Not having to teach this Monday, I spent a large part of the weekend belatedly reading Peter Woit’s Not Even Wrong, many years after it was initially published. It’s a very thorough, ambitious and carefully judged history of particle physics and the idea of discovering the laws of nature, culminating in an account of the past thirty years of string theory. I’m sorry I didn’t read it earlier.

My active encounter with physics ended in 1980, and until reading Woit’s book, though I knew that nothing shattering has been discovered in the past 30 years, I hadn’t quite realized with what a thud the sweep of discovery from Planck through Weinberg-Salam ended. When I left physics, people were moving on from the standard model to GUTS, Technicolor, supersymmetry, strings, etc., and all of it has so far remained unvalidated. I’d remembered only the continuous excitement of new quarks and neutrinos being discovered in the Seventies, and somehow imagined that life in physics was still that way.

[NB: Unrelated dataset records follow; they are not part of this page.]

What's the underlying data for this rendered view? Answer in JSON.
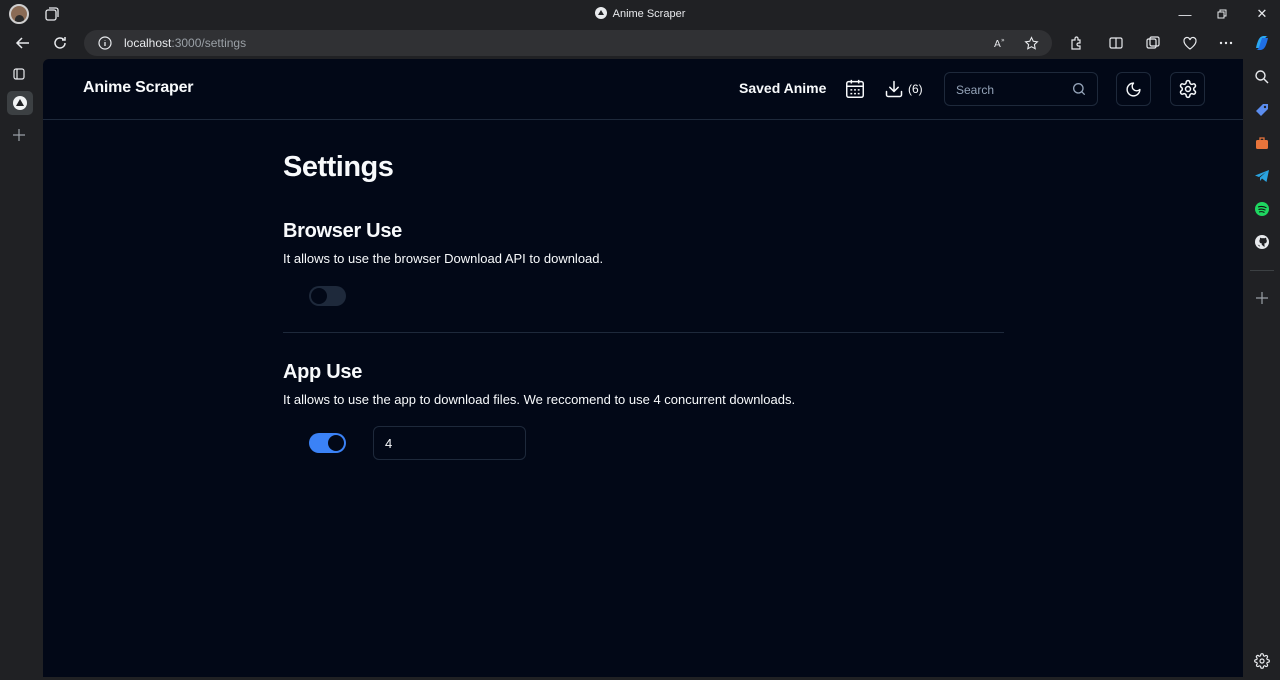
{
  "browser": {
    "tab_title": "Anime Scraper",
    "url_host": "localhost",
    "url_path": ":3000/settings"
  },
  "app": {
    "brand": "Anime Scraper",
    "nav": {
      "saved_anime": "Saved Anime",
      "downloads_count": "(6)",
      "search_placeholder": "Search"
    }
  },
  "settings": {
    "title": "Settings",
    "browser_use": {
      "heading": "Browser Use",
      "description": "It allows to use the browser Download API to download.",
      "enabled": false
    },
    "app_use": {
      "heading": "App Use",
      "description": "It allows to use the app to download files. We reccomend to use 4 concurrent downloads.",
      "enabled": true,
      "concurrent_downloads": "4"
    }
  },
  "colors": {
    "page_bg": "#020817",
    "border": "#1e293b",
    "accent": "#3b82f6",
    "switch_off": "#1e293b"
  }
}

Woit’s approach to all sides of the merits of string theory and its proponents is measured; he doesn’t hesitate to give opinions about moral issues, but he backs them up. It reminds me of a verse from a series of English books we loved in high school. They were written by a fictional English public-school boy called Nigel Molesworth, and one of them was called How To Be Topp; I still have it. If you grew up in a quasi-British school system and wore blazers and boaters and got caned sometimes, they were very funny. According to Nigel, the soppy girls at the nearby girls’ school sang:

Ho for Bat & Ho for ball

Ho for Lax & Lat & all,

Miss Dennis is strict, Miss Hamilton fair

But Miss Peabody (gym) is both strict & tall!

As any fule kno, Woit’s account is strict and tall, but entirely fair, which is quite a feat.